The Fur Workers convention is openly and flagrantly dominated by the Stalinists, headed by the notorious Ben Gold, president of the union.

Factional Capital

Gold expects to make much factional capital out of the merger. The Daily Worker informs the unsuspecting world that this merger, according to Mr. Gold, will join 100,000 workers together. Convention delegates are being told the same thing.

The C.I.O. News, however, claims no more than 50,000 members for the furriers and 4,500 for the leather workers. Gold’s exaggerations are designed to bolster his fading prestige in his own union.

This beloved leader of the masses obtained a measly vote of 252 out of 3,500 members in his own local union as delegate to the convention!

His whole administration is so utterly bankrupt that only a tragic mistake in tactics by progressive forces returned his clique to power. Gold’s election maneuvers were so revolting (ruling members out of voting rights, denial of impartial watchers at election booths, etc.) that the progressives decided to boycott the election.

Less than 1,400 members in the New York area out of 15,000 voted in this election. Progressives within the leather workers know these facts. They realize that within the proposed International Fur and Leather Workers Union, Gold and his Stalinist machine will seek to gain complete domination over the leather division.

On the other hand, the merger enables the progressive forces within both divisions to unite and oust the bankrupt Stalinist misleadership.

Another Merger

A merger between the United Textile Workers Union and the Textile Workers Organizing Committee is scheduled at the five-day national conventions of these organizations in Philadelphia on May 15.

Motive behind the sudden display of democracy on the part of the Hillman machine is the attempt to offset the reactionary split from the C.I.O. of Francis J. Gorman, former vice-president of the U.T.W.U. with a small group of locals.

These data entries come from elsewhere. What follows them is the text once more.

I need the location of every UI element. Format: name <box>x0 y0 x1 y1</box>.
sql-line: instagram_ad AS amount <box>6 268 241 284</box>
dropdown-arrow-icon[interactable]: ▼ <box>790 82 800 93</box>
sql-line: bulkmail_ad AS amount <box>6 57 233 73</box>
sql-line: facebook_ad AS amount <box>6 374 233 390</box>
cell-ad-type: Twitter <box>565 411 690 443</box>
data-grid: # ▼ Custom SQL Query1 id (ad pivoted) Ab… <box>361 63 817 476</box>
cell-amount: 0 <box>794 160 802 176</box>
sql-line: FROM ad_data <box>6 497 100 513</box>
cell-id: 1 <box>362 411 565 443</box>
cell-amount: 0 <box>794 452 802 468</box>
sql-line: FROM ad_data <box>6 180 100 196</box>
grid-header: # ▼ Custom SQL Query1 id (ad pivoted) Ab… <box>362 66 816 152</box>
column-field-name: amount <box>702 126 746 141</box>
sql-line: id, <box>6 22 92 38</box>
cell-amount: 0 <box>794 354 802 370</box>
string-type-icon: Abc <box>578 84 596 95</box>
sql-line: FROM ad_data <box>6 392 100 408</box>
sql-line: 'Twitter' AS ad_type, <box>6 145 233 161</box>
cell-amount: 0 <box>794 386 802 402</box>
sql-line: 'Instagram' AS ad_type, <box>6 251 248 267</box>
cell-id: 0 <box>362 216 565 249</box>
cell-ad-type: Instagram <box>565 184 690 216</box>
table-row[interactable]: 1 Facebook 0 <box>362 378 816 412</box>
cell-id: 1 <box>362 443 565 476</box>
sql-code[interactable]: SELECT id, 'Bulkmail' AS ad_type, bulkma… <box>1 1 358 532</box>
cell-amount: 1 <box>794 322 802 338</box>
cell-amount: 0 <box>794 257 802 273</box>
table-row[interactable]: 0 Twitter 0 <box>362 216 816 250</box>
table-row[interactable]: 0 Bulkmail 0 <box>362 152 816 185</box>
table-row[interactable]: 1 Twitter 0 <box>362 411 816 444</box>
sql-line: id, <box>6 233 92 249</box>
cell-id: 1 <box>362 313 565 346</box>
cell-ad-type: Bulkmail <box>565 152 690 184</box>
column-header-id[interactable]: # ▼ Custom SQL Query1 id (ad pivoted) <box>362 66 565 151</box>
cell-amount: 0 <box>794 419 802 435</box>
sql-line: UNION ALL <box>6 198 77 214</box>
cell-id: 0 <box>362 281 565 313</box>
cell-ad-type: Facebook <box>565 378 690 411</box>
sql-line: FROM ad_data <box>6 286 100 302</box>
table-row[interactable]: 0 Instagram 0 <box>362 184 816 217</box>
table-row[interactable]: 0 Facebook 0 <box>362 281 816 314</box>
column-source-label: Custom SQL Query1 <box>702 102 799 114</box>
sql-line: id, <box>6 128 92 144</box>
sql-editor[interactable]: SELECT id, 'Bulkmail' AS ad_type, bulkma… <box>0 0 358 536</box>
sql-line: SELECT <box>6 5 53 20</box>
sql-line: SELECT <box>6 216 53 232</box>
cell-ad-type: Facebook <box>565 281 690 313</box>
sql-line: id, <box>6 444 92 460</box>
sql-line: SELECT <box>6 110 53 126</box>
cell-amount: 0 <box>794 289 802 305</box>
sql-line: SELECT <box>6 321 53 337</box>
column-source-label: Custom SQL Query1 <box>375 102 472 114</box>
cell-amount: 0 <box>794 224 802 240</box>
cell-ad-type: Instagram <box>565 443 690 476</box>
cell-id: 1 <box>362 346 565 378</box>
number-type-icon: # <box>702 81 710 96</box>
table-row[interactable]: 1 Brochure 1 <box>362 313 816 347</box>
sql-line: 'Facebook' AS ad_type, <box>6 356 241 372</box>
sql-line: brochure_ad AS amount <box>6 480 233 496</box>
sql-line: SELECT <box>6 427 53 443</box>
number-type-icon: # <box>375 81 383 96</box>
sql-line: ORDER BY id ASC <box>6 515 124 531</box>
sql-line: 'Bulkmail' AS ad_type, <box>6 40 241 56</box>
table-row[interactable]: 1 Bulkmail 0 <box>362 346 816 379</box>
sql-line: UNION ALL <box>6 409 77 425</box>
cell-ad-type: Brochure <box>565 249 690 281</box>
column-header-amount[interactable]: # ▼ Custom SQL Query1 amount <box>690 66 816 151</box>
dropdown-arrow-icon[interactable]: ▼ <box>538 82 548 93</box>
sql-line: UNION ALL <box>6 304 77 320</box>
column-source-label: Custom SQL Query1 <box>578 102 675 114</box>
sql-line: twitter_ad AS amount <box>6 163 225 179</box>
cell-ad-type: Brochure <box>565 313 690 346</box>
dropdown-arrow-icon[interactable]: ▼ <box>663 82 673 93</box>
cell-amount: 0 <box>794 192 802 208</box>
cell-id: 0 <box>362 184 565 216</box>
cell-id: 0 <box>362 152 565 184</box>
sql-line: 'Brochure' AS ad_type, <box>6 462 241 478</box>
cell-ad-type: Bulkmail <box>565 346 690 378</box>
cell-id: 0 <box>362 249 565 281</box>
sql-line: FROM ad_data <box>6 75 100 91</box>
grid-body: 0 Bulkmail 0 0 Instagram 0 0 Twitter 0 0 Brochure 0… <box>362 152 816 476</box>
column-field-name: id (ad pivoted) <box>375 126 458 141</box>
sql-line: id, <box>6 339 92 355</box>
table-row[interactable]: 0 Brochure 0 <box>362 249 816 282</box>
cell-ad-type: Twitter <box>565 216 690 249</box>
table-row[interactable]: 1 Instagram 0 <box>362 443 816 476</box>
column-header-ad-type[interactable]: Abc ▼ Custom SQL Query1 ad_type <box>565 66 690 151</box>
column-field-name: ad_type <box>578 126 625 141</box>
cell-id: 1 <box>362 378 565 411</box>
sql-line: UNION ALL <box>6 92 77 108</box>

Since the hosiery workers federation and the dyers federation, both strongly entrenched in their respective industries, will participate in the convention of the T.W.O.C., it should be lively. It will take a lot of patching up behind the scenes to remove some of the antagonism we’ve heard expressed against the Hillman machine.

Under present plans, the textile union and the T.W.O.C. locals will each hold a separate convention for a few days, until the proposed merger is approved. Then they will unite into a single convention.

Chief bone of contention at the textile convention will be the scramble for paid jobs. Lack of finances prevents Hillman from settling such problems the easy way: a job for every official.

Among the other tragedies of the C.T.O. is the fact that the textile industry drive didn’t live up to advance expectations. Out of 1,250,000 workers the T.W.O.C. now claims 200,000 under contract (a year ago, the figure of 500,000 used to be tossed around blandly.) Another 176,000 workers will be covered under contracts now being negotiated, the union claims.

Planning of a serious organizing drive should be one of the big jobs of the merged unions. Over 120,000 textile workers will get wage increases under the wages and hours law in July. An aggressive campaign centering around the fact that C.I.O. pressure brought this benefit could bring these workers into the fold.